Ceux qui écument les scènes parisiennes trempées de cette sueur stoner si particulière, attendaient de pied ferme sa première galette car plus qu'un oubliable chauffe-salle, Dot Legacy a su brûler le cerveau de ceux qui l'ont vu en ouverture des concerts de Mars Red Sky ou Stoned Jesus. Inutile de s'égarer en vains préliminaires, cet opus éponyme tient toutes les promesses suscitées par des performances live aussi jouissives qu'énergiques.
On sent bien d'ailleurs à son écoute que cette longue expérience scénique a permis à cette jeune pousse de façonner son art, de polir ses compos qui toutes font mouche, petits bijoux d'écriture et d'arrangements. Qu'ils soient déliés, à l'image des très psyché 'The Midnight Weirdos' ou 'Rumbera', pandémonium orgiaque baignant dans un déluge d'orgues Hammond ou plus resserrés, registre trapu qu'incarnent des titres tels que "Days Of The Weak' ou bien encore 'Kennedy', ces morceaux illustrent déjà la maîtrise et la classe insolentes de Dot Legacy qui affiche une étonnante maturité et auquel il est aisé de prédire un avenir radieux.
D'autres qualités expliquent cette précoce réussite, à commencer par le jeu des musiciens et notamment celui des deux guitaristes, gorgé de feeling et tour à tour nerveux ou plus soyeux ('Pyramid') voire quasi atmosphérique.
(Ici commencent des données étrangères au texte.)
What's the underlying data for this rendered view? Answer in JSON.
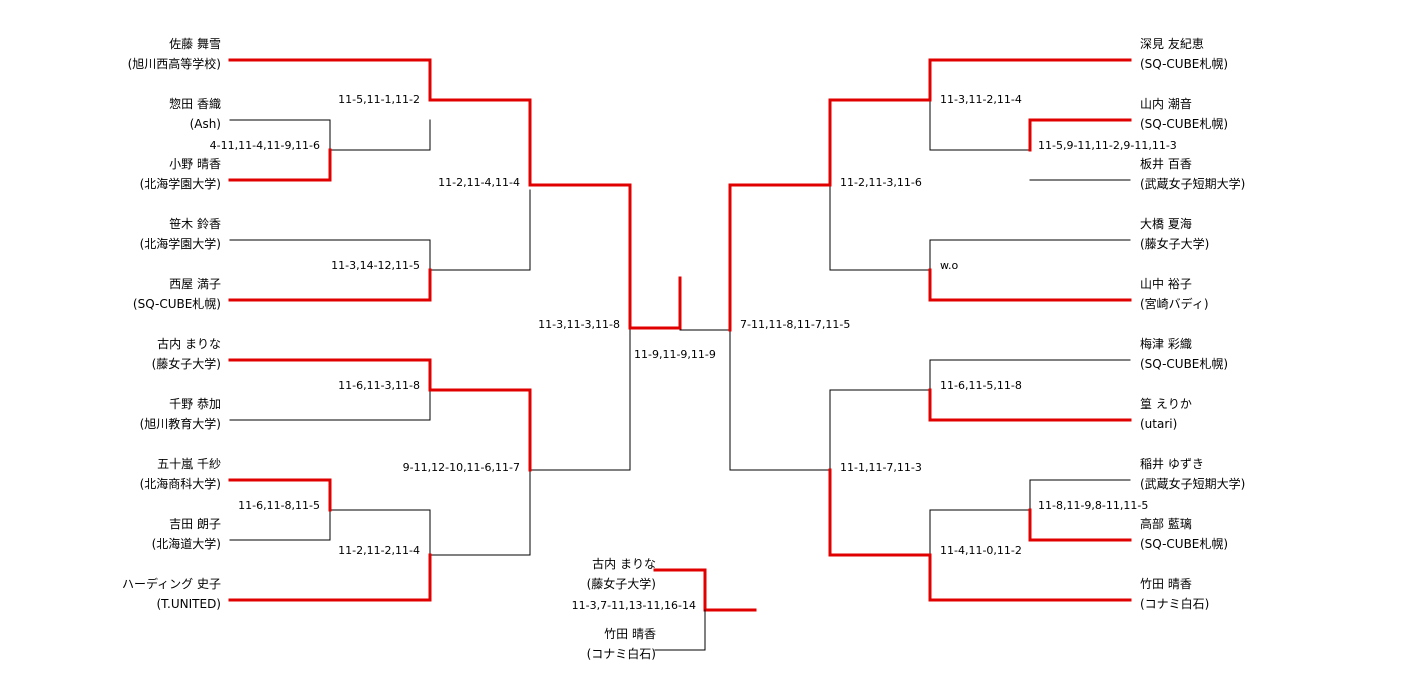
{
  "colors": {
    "winner": "#e00000",
    "line": "#000000",
    "background": "#ffffff"
  },
  "left": {
    "players": [
      {
        "name": "佐藤 舞雪",
        "club": "(旭川西高等学校)"
      },
      {
        "name": "惣田 香織",
        "club": "(Ash)"
      },
      {
        "name": "小野 晴香",
        "club": "(北海学園大学)"
      },
      {
        "name": "笹木 鈴香",
        "club": "(北海学園大学)"
      },
      {
        "name": "西屋 満子",
        "club": "(SQ-CUBE札幌)"
      },
      {
        "name": "古内 まりな",
        "club": "(藤女子大学)"
      },
      {
        "name": "千野 恭加",
        "club": "(旭川教育大学)"
      },
      {
        "name": "五十嵐 千紗",
        "club": "(北海商科大学)"
      },
      {
        "name": "吉田 朗子",
        "club": "(北海道大学)"
      },
      {
        "name": "ハーディング 史子",
        "club": "(T.UNITED)"
      }
    ],
    "scores": {
      "r0": "4-11,11-4,11-9,11-6",
      "r1a": "11-5,11-1,11-2",
      "r1b": "11-3,14-12,11-5",
      "r1c": "11-6,11-3,11-8",
      "r0b": "11-6,11-8,11-5",
      "r1d": "11-2,11-2,11-4",
      "qf1": "11-2,11-4,11-4",
      "qf2": "9-11,12-10,11-6,11-7",
      "sf": "11-3,11-3,11-8"
    }
  },
  "right": {
    "players": [
      {
        "name": "深見 友紀恵",
        "club": "(SQ-CUBE札幌)"
      },
      {
        "name": "山内 潮音",
        "club": "(SQ-CUBE札幌)"
      },
      {
        "name": "板井 百香",
        "club": "(武蔵女子短期大学)"
      },
      {
        "name": "大橋 夏海",
        "club": "(藤女子大学)"
      },
      {
        "name": "山中 裕子",
        "club": "(宮崎バディ)"
      },
      {
        "name": "梅津 彩織",
        "club": "(SQ-CUBE札幌)"
      },
      {
        "name": "篁 えりか",
        "club": "(utari)"
      },
      {
        "name": "稲井 ゆずき",
        "club": "(武蔵女子短期大学)"
      },
      {
        "name": "高部 藍璃",
        "club": "(SQ-CUBE札幌)"
      },
      {
        "name": "竹田 晴香",
        "club": "(コナミ白石)"
      }
    ],
    "scores": {
      "r0": "11-5,9-11,11-2,9-11,11-3",
      "r1a": "11-3,11-2,11-4",
      "r1b": "w.o",
      "r1c": "11-6,11-5,11-8",
      "r0b": "11-8,11-9,8-11,11-5",
      "r1d": "11-4,11-0,11-2",
      "qf1": "11-2,11-3,11-6",
      "qf2": "11-1,11-7,11-3",
      "sf": "7-11,11-8,11-7,11-5"
    }
  },
  "final": {
    "score": "11-9,11-9,11-9"
  },
  "third_place": {
    "winner": {
      "name": "古内 まりな",
      "club": "(藤女子大学)"
    },
    "loser": {
      "name": "竹田 晴香",
      "club": "(コナミ白石)"
    },
    "score": "11-3,7-11,13-11,16-14"
  }
}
Le chant du bassiste Damien Quintard, plus pop que Stoner et souvent noyé sous une fiévreuse couche d'effets ('Think Of A Name') apporte aussi une vraie fraicheur à ce rock plus nostalgique qu'anachronique.
On touche d'ailleurs là du doigt l'une des grandes forces de ce groupe, cette approche vintage sans être datée ni passéiste. Energique et décomplexée, la musique forgée par le quatuor s'affranchit des barrières, se moque bien des étiquettes, alliage d'une délicate puissance de mélodies électriques et d'effluves nébuleuses . Malgré sa jeunesse, Dot Legacy possède déjà quelque chose qui n'appartient qu'à lui, une espèce de 'vibe' unique, une patte tavelée d'un feeling finalement plus racé que poussiéreux.
Fort de ce galop d'essai à la hauteur de l'attente, les Parisiens entrent d'emblée dans la cour des grands, entre Stoner enfumé et rock psyché couillu. Tout y est : les compos, le jeu, l'attitude, la classe, la magie... La suite promet de chaudes nuits peuplées de rêves humides.